6.3 Why Logistic Regression and SVM Struggled with Stroke Prediction
Logistic Regression and Support Vector Machine (SVM) struggled with stroke detection due to the dataset's severe class imbalance, with over 95% of cases being non-strokes. Despite applying class weights, both models remained biased toward the majority class.
- Logistic Regression: Assumes linear relationships, which are insufficient to capture the complex interactions in stroke prediction. Even with class weights, the scarcity of stroke cases limits its ability to identify meaningful decision boundaries.
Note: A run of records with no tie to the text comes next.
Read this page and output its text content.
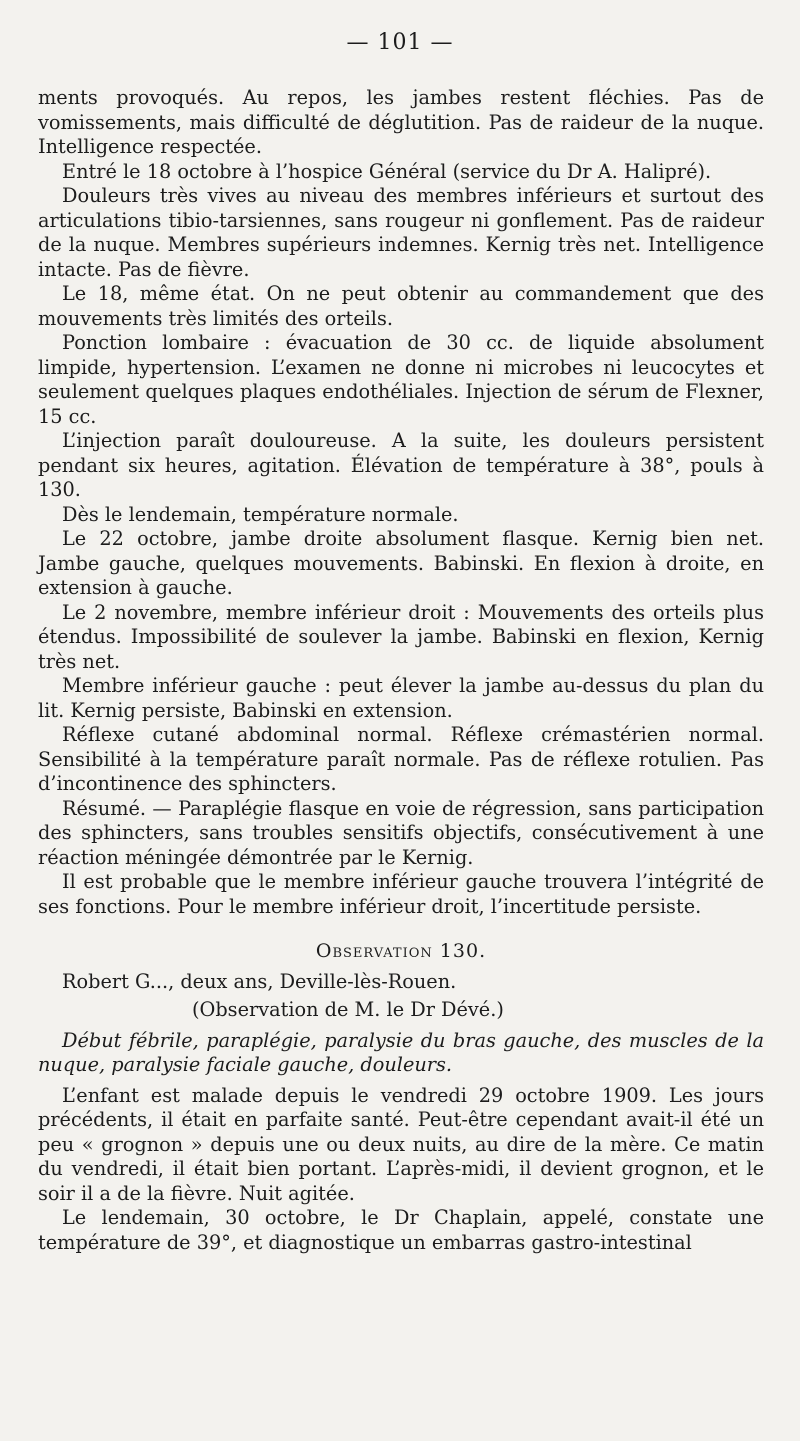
— 101 —

ments provoqués. Au repos, les jambes restent fléchies. Pas de vomissements, mais difficulté de déglutition. Pas de raideur de la nuque. Intelligence respectée.

Entré le 18 octobre à l’hospice Général (service du Dr A. Halipré).

Douleurs très vives au niveau des membres inférieurs et surtout des articulations tibio-tarsiennes, sans rougeur ni gonflement. Pas de raideur de la nuque. Membres supérieurs indemnes. Kernig très net. Intelligence intacte. Pas de fièvre.

Le 18, même état. On ne peut obtenir au commandement que des mouvements très limités des orteils.

Ponction lombaire : évacuation de 30 cc. de liquide absolument limpide, hypertension. L’examen ne donne ni microbes ni leucocytes et seulement quelques plaques endothéliales. Injection de sérum de Flexner, 15 cc.

L’injection paraît douloureuse. A la suite, les douleurs persistent pendant six heures, agitation. Élévation de température à 38°, pouls à 130.

Dès le lendemain, température normale.

Le 22 octobre, jambe droite absolument flasque. Kernig bien net. Jambe gauche, quelques mouvements. Babinski. En flexion à droite, en extension à gauche.

Le 2 novembre, membre inférieur droit : Mouvements des orteils plus étendus. Impossibilité de soulever la jambe. Babinski en flexion, Kernig très net.

Membre inférieur gauche : peut élever la jambe au-dessus du plan du lit. Kernig persiste, Babinski en extension.

Réflexe cutané abdominal normal. Réflexe crémastérien normal. Sensibilité à la température paraît normale. Pas de réflexe rotulien. Pas d’incontinence des sphincters.

Résumé. — Paraplégie flasque en voie de régression, sans participation des sphincters, sans troubles sensitifs objectifs, consécutivement à une réaction méningée démontrée par le Kernig.

Il est probable que le membre inférieur gauche trouvera l’intégrité de ses fonctions. Pour le membre inférieur droit, l’incertitude persiste.

Observation 130.

Robert G..., deux ans, Deville-lès-Rouen.

(Observation de M. le Dr Dévé.)

Début fébrile, paraplégie, paralysie du bras gauche, des muscles de la nuque, paralysie faciale gauche, douleurs.

L’enfant est malade depuis le vendredi 29 octobre 1909. Les jours précédents, il était en parfaite santé. Peut-être cependant avait-il été un peu « grognon » depuis une ou deux nuits, au dire de la mère. Ce matin du vendredi, il était bien portant. L’après-midi, il devient grognon, et le soir il a de la fièvre. Nuit agitée.

Le lendemain, 30 octobre, le Dr Chaplain, appelé, constate une température de 39°, et diagnostique un embarras gastro-intestinal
- SVM: Focuses on maximizing the margin between classes, which is dominated by the majority class in imbalanced datasets. Class weights and limited stroke cases fail to improve its ability to distinguish minority class patterns.
7. Conclusion
This project aimed to predict stroke occurrences using Logistic Regression, Random Forest, and Support Vector Machine (SVM). While all models performed well in predicting non-stroke cases, their ability to detect strokes varied significantly due to the dataset's class imbalance.
Logistic Regression and SVM achieved high accuracy for non-stroke predictions but completely failed to identify stroke cases, making them unsuitable for balanced stroke detection. Random Forest demonstrated the best overall performance, achieving a better balance by identifying more stroke cases, as confirmed by the confusion matrix analysis.
In conclusion, Random Forest emerged as the most reliable model for stroke prediction, effectively balancing stroke and non-stroke detection.